< Psalmen 7 >
1 Davids Schiggajon, dat hij den HEERE gezongen heeft, over de woorden van Cusch, den zoon van Jemini. HEERE, mijn God, op U betrouw ik; verlos mij van al mijn vervolgers, en red mij.
Shiggaion of David, which he sang unto the LORD, concerning Cush a Benjamite. O LORD my God, in Thee have I taken refuge; save me from all them that pursue me, and deliver me;
2 Opdat hij mijn ziel niet rove als een leeuw, verscheurende, terwijl er geen verlosser is.
Lest he tear my soul like a lion, rending it in pieces, while there is none to deliver.
3 HEERE, mijn God, indien ik dat gedaan heb, indien er onrecht in mijn handen is;
O LORD my God, if I have done this; if there be iniquity in my hands;
4 Indien ik kwaad vergolden heb dien, die vrede met mij had; (ja, ik heb dien gered die mij zonder oorzaak benauwde!)
If I have requited him that did evil unto me, or spoiled mine adversary unto emptiness;
5 Zo vervolge de vijand mijn ziel, en achterhale ze, en vertrede mijn leven ter aarde, en doe mijn eer in het stof wonen! (Sela)
Let the enemy pursue my soul, and overtake it, and tread my life down to the earth; yea, let him lay my glory in the dust. (Selah)
6 Sta op, HEERE, in Uw toorn, verhef U om de verbolgenheden mijner benauwers, en ontwaak tot mij; Gij hebt het gericht bevolen.
Arise, O LORD, in Thine anger, lift up Thyself in indignation against mine adversaries; yea, awake for me at the judgment which Thou hast commanded.
7 Zo zal de vergadering der volken U omsingelen; keer dan boven haar weder in de hoogte.
And let the congregation of the peoples compass Thee about, and over them return Thou on high.
8 De HEERE zal den volken recht doen; richt mij, HEERE, naar mijn gerechtigheid, en naar mijn oprechtigheid, die bij mij is.
O LORD, who ministerest judgment to the peoples, judge me, O LORD, according to my righteousness, and according to mine integrity that is in me.
9 Laat toch de boosheid der goddelozen een einde nemen, maar bevestig den rechtvaardige, Gij, Die harten en nieren beproeft, o rechtvaardige God!
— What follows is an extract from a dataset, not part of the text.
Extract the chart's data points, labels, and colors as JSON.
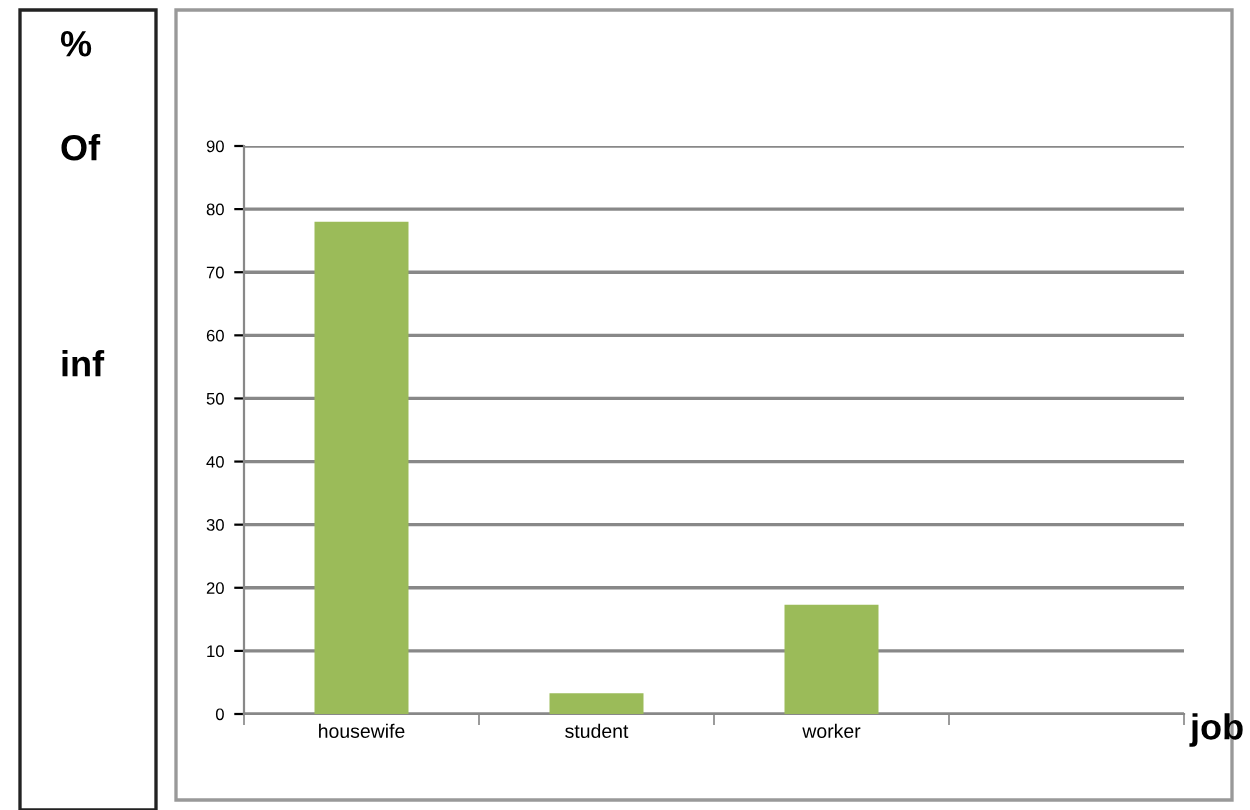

Oh that a full measure of evil might come upon the wicked, and that Thou wouldest establish the righteous; for the righteous God trieth the heart and reins.
10 Mijn schild is bij God, Die de oprechten van hart behoudt.
My shield is with God, who saveth the upright in heart.
11 God is een rechtvaardige Rechter, en een God, Die te allen dage toornt.
God is a righteous judge, yea, a God that hath indignation every day:
12 Indien hij zich niet bekeert, zo zal Hij Zijn zwaard wetten; Hij heeft Zijn boog gespannen, en dien bereid.
If a man turn not, He will whet His sword, He hath bent His bow, and made it ready;
13 En heeft dodelijke wapenen voor hem gereed gemaakt; Hij zal Zijn pijlen tegen de hittige vervolgers te werk stellen.
He hath also prepared for him the weapons of death, yea, His arrows which He made sharp.
14 Ziet, hij is in arbeid van ongerechtigheid, en is zwanger van moeite, hij zal leugen baren.
Behold, he travaileth with iniquity; yea, he conceiveth mischief, and bringeth forth falsehood.
15 Hij heeft een kuil gedolven, en dien uitgegraven, maar hij is gevallen in de groeve, die hij gemaakt heeft.
He hath digged a pit, and hollowed it, and is fallen into the ditch which he made.
16 Zijn moeite zal op zijn hoofd wederkeren, en zijn geweld op zijn schedel nederdalen.
His mischief shall return upon his own head, and his violence shall come down upon his own pate.
17 Ik zal den HEERE loven naar Zijn gerechtigheid, en den Naam des HEEREN, des Allerhoogsten, psalmzingen.
I will give thanks unto the LORD according to His righteousness; and will sing praise to the name of the LORD Most High.